Nous avons testé la liaison avec un iPhone en utilisant un câble USB-C – Lightning. Immédiatement, l’iPad Pro affiche une page d’accueil qui propose d’importer les photos du téléphone. Pratique! D’autant plus que pendant le transfert, l’iPad se met à recharger la batterie de l’iPhone. Plus étonnant: en essayant avec un smartphone Android, le système de recharge fonctionne aussi et on obtient également un aperçu des photos du téléphone, qu’on peut importer, pour peu qu’on choisisse sur cet appareil une liaison en mode PTP (Picture Transfer Protocol). Drôle d’impression de voir apparaître sur l’écran géant de la tablette des photos qu’on est habitué à visualiser sur la petite surface d’affichage du téléphone. Une aubaine pour les photographes qui veulent présenter leur travail. D’autant plus qu’ils peuvent retoucher les photos avec des outils d’édition comme Affinity Photo, Lightroom ou Photoshop Express, en attendant l’arrivée sur iPad du «vrai» Photoshop, prévue début 2019.

L’USB-C est donc une bonne initiative. Mais, comme à chaque changement de type de connecteur, il y aura des perdants. Tant pis pour ceux qui avaient investi dans des accessoires Lightning: Apple ne fournit aucun dispositif pour brancher des équipements compatibles avec son ancien connecteur. D’ailleurs, alors que l’iPad Pro 2018 a perdu sa prise minijack, Apple ne fournit pas non plus d’adaptateur comme il l’avait fait sur les iPhone dépourvus de sortie audio.
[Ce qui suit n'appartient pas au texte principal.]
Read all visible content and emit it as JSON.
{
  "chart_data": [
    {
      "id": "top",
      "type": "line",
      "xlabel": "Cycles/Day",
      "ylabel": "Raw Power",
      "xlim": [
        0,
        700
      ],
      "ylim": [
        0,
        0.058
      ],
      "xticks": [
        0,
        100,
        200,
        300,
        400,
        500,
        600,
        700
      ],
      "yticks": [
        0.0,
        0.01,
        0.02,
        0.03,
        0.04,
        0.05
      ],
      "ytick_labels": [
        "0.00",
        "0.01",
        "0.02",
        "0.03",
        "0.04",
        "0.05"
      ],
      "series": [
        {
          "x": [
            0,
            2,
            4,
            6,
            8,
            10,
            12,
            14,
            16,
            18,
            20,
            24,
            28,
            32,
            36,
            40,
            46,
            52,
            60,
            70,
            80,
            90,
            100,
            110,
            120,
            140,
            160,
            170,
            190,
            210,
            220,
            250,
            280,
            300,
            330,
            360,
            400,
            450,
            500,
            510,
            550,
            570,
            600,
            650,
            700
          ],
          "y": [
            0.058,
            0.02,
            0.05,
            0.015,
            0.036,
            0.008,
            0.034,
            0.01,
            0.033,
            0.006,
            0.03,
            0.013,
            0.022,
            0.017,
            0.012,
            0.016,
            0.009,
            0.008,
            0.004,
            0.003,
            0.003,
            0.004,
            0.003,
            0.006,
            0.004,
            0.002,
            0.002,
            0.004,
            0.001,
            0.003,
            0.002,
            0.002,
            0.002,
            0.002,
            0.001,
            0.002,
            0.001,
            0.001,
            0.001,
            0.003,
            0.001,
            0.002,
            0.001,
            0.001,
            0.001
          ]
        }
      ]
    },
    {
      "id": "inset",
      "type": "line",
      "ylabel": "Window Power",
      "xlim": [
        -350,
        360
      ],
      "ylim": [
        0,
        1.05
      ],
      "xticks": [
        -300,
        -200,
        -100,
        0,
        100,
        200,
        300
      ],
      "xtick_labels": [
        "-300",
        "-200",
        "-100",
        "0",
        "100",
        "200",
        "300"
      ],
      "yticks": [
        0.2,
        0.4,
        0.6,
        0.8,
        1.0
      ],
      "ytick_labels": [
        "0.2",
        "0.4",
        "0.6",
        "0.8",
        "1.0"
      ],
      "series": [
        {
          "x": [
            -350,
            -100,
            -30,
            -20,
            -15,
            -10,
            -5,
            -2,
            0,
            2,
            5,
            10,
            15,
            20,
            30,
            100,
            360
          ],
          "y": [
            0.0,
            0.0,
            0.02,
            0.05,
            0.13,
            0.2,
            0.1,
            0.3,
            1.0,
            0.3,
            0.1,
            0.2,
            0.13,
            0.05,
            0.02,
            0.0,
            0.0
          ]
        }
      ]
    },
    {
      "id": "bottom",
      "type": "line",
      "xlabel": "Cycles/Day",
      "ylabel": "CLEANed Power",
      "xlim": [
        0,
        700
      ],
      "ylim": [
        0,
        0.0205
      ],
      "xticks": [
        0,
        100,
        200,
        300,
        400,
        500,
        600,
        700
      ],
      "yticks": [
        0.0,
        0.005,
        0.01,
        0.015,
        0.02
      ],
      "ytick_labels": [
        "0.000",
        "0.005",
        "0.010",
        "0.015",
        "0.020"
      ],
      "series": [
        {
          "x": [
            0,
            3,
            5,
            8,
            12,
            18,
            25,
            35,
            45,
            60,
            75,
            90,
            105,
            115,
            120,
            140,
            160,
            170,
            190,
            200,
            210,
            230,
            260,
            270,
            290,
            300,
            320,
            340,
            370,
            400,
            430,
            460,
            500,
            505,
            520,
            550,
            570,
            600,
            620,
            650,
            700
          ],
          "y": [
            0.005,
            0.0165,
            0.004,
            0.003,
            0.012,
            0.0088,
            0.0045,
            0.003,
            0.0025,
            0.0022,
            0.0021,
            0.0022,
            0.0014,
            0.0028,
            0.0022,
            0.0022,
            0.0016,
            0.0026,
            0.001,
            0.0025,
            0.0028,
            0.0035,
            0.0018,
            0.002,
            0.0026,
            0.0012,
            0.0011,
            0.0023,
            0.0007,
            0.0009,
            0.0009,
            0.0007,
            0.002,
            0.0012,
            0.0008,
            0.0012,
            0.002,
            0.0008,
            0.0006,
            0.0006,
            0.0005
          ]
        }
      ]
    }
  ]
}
L’évolution du design des produits Apple – Regarder sur Figaro Live


La puissance d’un ordinateur

Pour Apple, l’iPad Pro constitue une alternative à l’ordinateur portable. Le fait est qu’il dispose d’un équipement plutôt musclé: son processeur octocœur A12X Bionic (92 % plus rapide que celui d’un PC portable selon Apple) et son coprocesseur Neural Engine (qui exécute plus de 5 milliards d’opérations à la seconde) réagissent à vitesse grand V tandis que sa mémoire peut atteindre 1 To de stockage… Là encore, ces performances se justifient en priorité pour les applications graphiques, mais elles facilitent aussi la vie dans un usage bureautique habituel. L’utilisation de Pages ou de Word devient aussi naturelle que sur un MacBook, d’autant que le clavier optionnel Smart Keyboard Folio (219 euros), qui sert aussi de support et de protection d’écran, se révèle plutôt efficace pour saisir du texte. On note au passage qu’il se maintient fermement à l’iPad grâce à un système d’aimants situés aux dos. Une fois replié sur la tablette, il donne à l’ensemble une allure de magazine à dos carré. Enfin, pour la prise de vues, l’iPad Pro conserve les équipements de l’ancienne génération: la caméra arrière de 12 mégapixels, capable de filmer en 4K, et l’appareil photo frontal de 7 mégapixels, lequel dispose maintenant d’un mode portrait comparable à celui de l’iPhone XR. L’autonomie n’a pas changé: entre 10 et 12 heures selon l’usage, mais la recharge de la batterie s’effectue nettement plus rapidement, autour de 3 heures.

Bilan

Avec son design plus aérien et ses composants plus puissants, l’iPad Pro 2018 marque une belle évolution de la tablette d’Apple. L’arrivée du connecteur USB-C lui ouvre de nouvelles perspectives tandis que son écran géant et son stylet restent des arguments de poids pour tous ceux qui travaillent les images. Il devrait aussi intéresser les utilisateurs à la recherche d’une alternative à l’ordinateur portable, au téléviseur portatif ou à la console de jeux mobile. À condition d’y mettre le prix…

Les tarifs

iPad Pro 12,6 pouces:

•64 Go, Wi-Fi: 1119 euros

•256 Go, Wi-Fi: 1289 euros

•512 Go, Wi-Fi: 1509 euros

•1 To, Wi-Fi: 1949 euros

Ajoutez 170 euros pour les versions cellulaires.